What is the effect of including additional representations in the action of a lattice gauge theory?

Question

I'm reading Introduction to Quantum Fields on a Lattice by Jan Smit. When introducing the lattice gauge-field action as a sum over plaquettes, Smit says that in general the action should include a sum over representations. He states that the 'Wilson action' includes only the fundamental representation, which takes the form

$$S(U) = \frac{1}{g^2\rho}\sum_{p} \text{Re}\, \left[\text{Tr} \ \{U_p\}\right],$$

whereas in general, for representations denoted by $r$, we could have a lattice action

$$S(U) = \sum_p \sum_r \beta_r \frac{\text{Re}\left[ \chi_r(U_p)\right]}{\chi_r(1)}, $$

where

$$\chi_r(U) = \text{Tr}\{{D^r(U)}\},$$

$$\frac{1}{g^2} = \sum_r \frac{\beta_r \rho_r}{d_r},\qquad d_r = \chi_r(1)$$

Unfortunately, Smit doesn't explain why one would generalize the action like this. Why all this focus on the representation? What does it mean physically for the model?

Answer 1

The idea is that, instead of $Tr[U_p]$, you could use any function $f: G \to \mathbb{C}$ which is invariant under conjugation $f(U) \mapsto f(gUg^{-1})$, as this condition is enough to guarantee invariance under gauge transformation.
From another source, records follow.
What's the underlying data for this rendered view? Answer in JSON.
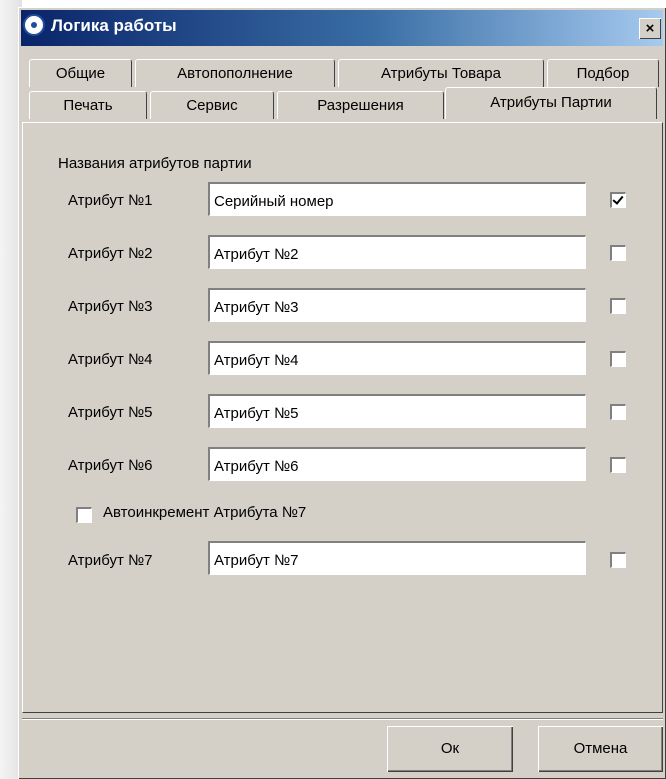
{
  "window": {
    "title": "Логика работы",
    "close_glyph": "×",
    "icon": "app-logo-icon"
  },
  "tabs_row1": [
    "Общие",
    "Автопополнение",
    "Атрибуты Товара",
    "Подбор"
  ],
  "tabs_row2": [
    "Печать",
    "Сервис",
    "Разрешения",
    "Атрибуты Партии"
  ],
  "active_tab": "Атрибуты Партии",
  "section_title": "Названия атрибутов партии",
  "attributes": [
    {
      "label": "Атрибут №1",
      "value": "Серийный номер",
      "checked": true
    },
    {
      "label": "Атрибут №2",
      "value": "Атрибут №2",
      "checked": false
    },
    {
      "label": "Атрибут №3",
      "value": "Атрибут №3",
      "checked": false
    },
    {
      "label": "Атрибут №4",
      "value": "Атрибут №4",
      "checked": false
    },
    {
      "label": "Атрибут №5",
      "value": "Атрибут №5",
      "checked": false
    },
    {
      "label": "Атрибут №6",
      "value": "Атрибут №6",
      "checked": false
    }
  ],
  "autoincrement": {
    "label": "Автоинкремент Атрибута №7",
    "checked": false
  },
  "attribute7": {
    "label": "Атрибут №7",
    "value": "Атрибут №7",
    "checked": false
  },
  "buttons": {
    "ok": "Ок",
    "cancel": "Отмена"
  },
  "colors": {
    "title_start": "#0a246a",
    "title_end": "#a6caf0",
    "face": "#d4d0c8"
  }
}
Such invariant functions are called "class functions".

One variation on the Peter-Weyl Theorem states that

The characters of the irreducible representations of G form an orthonormal basis for the space of square-integrable class functions on G.

In other words, any class function can be written as a sum of characters, so it's enough to consider the actions you've written.